Svolta nella politica comune della pesca (PCP). Ieri l'Europarlamento ha approvato una riforma storica che potrebbe garantire la sostenibilità del settore tutelando a lungo termine le specie ittiche, messe a rischio dalla pesca intensiva
Svolta nella politica comune della pesca (PCP). Ieri l’Europarlamento ha approvato una riforma storica che potrebbe garantire la sostenibilità del settore tutelando a lungo termine le specie ittiche, messe a rischio dalla pesca intensiva.
Dopo la riforma del 2011 sulla PCP, l’Unione Europea ha deciso di modificare la propria strategia con un intervento mirato a ripopolare i mari e a tutelare le specie di pesci ormai ridotte allo stremo. Dal 2015, gli Stati membri non potranno stabilire quote di pescato troppo elevate. I pescatori dovranno inoltre rispettare il cosiddetto “rendimento massimo stabilito“, non potranno cioè catturare più di un certo numero di esemplari di una certa specie rispetto a quanti se ne possano riprodurre in un anno.

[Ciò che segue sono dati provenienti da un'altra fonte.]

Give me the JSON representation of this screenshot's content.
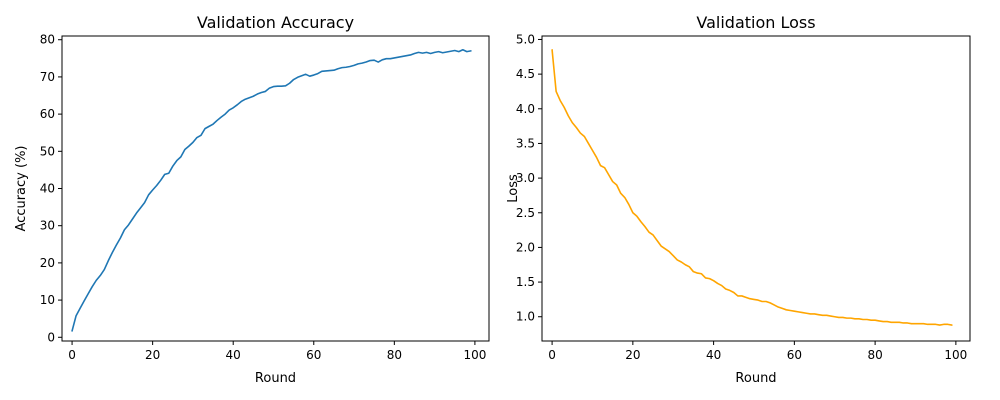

Attraverso tale misura, gli eurodeputati sperano in una ripresa degli stock ittici a partire dal 2020, quando i livelli del rendimento massimo stabilito potranno essere nuovamente innalzati: “Ciò significherà più pesce, battute di pesca più ricche e quindi più lavoro nel settore” si legge in una nota dell’Ue.
Secondo i dati della Commissione europea oltre l’80% degli stock ittici del Mediterraneo e il 47% di quelli dell’Atlantico sono soggetti a pesca intensiva. Per questo serve un intervento deciso. La riforma votata in plenaria ha stabilito dunque misure più rigide per affrontare il problema, con 502 voti a favore, 137 contrari e 27 astensioni.
La riforma, che dovrebbe entrare in vigore nel 2014, obbligherà i pescherecci a sbarcare tutte le catture, anche per facilitare il controllo, secondo uno specifico calendario per ogni specie. Perché? Oggi quasi un quarto del totale del pescato finisce rigettato viene cioè scaricata in mare se non desiderati o ritenuto troppo piccolo. I cosiddetti rigetti sono quasi totalmente pesci ormai morti. Una pratica dannosa, questa, che ha mosso l’intervento dell’Ue. Secondo le nuove norme, i pesci più piccoli sbarcati saranno destinati a usi diversi dal consumo umano e dovranno essere gli Stati membri ad assicurarsi che i pescherecci rispettino il divieto di rigetto.
“Abbiamo dimostrato oggi (ieri 6 febbraio, NdR) che il Parlamento è tutto meno che inefficace. Abbiamo usato il nostro potere di co-legislatori, per la prima volta nella politica ittica, per mettere un freno alla pesca intensiva. Gli stock ittici dovrebbero riprendersi entro il 2020, permettendoci di avere a disposizione 15 milioni di tonnellate di pesce in più e creare 37 mila nuovi posti di lavoro”, ha dichiarato la relatrice per la riforma della pesca Ulrike Rodust. Fatto questo inizierà per il Parlamento la fase di negoziazione con il Consiglio e con la Commissione per stabilire i piani della riforma prima della seconda lettura.
Xavier Pastor, Direttore Esecutivo di Oceana in Europa, ha così commentato la notizia: “Oggi, l’Ue ha fatto un passo considerevole verso la gestione corretta delle nostre risorse di pesca. A nome di Oceana, ringrazio tutti i rappresentanti dei cittadini europei per aver appoggiato gli appelli mondiali di agire urgentemente per la salute ed il futuro dei nostri oceani.”
Se si è giunti ad un risultato simile, dice Slow Food, è stato anche grazie all’intervento delle associazioni ambientaliste. “Plaudiamo al fatto che l’Unione Europea abbia capito la necessità di un intervento deciso sul fronte della tutela delle risorse ittiche. Chiediamo che, insieme alle misure contro l’overfishing basate sull’aumento di selettività della pesca, per le quali non possiamo che esprimere soddisfazione, si mettano in campo adeguate risorse economiche finalizzate al disinquinamento delle aree costiere. In tal senso auspichiamo che la Politica Comune della Pesca sia accompagnata da una altrettanto efficace politica ambientale europea” ha detto Silvio Greco, presidente del Comitato Scientifico di Slow Fish.
La presidenza irlandese del Consiglio spera di raggiungere un accordo entro la fine di giugno.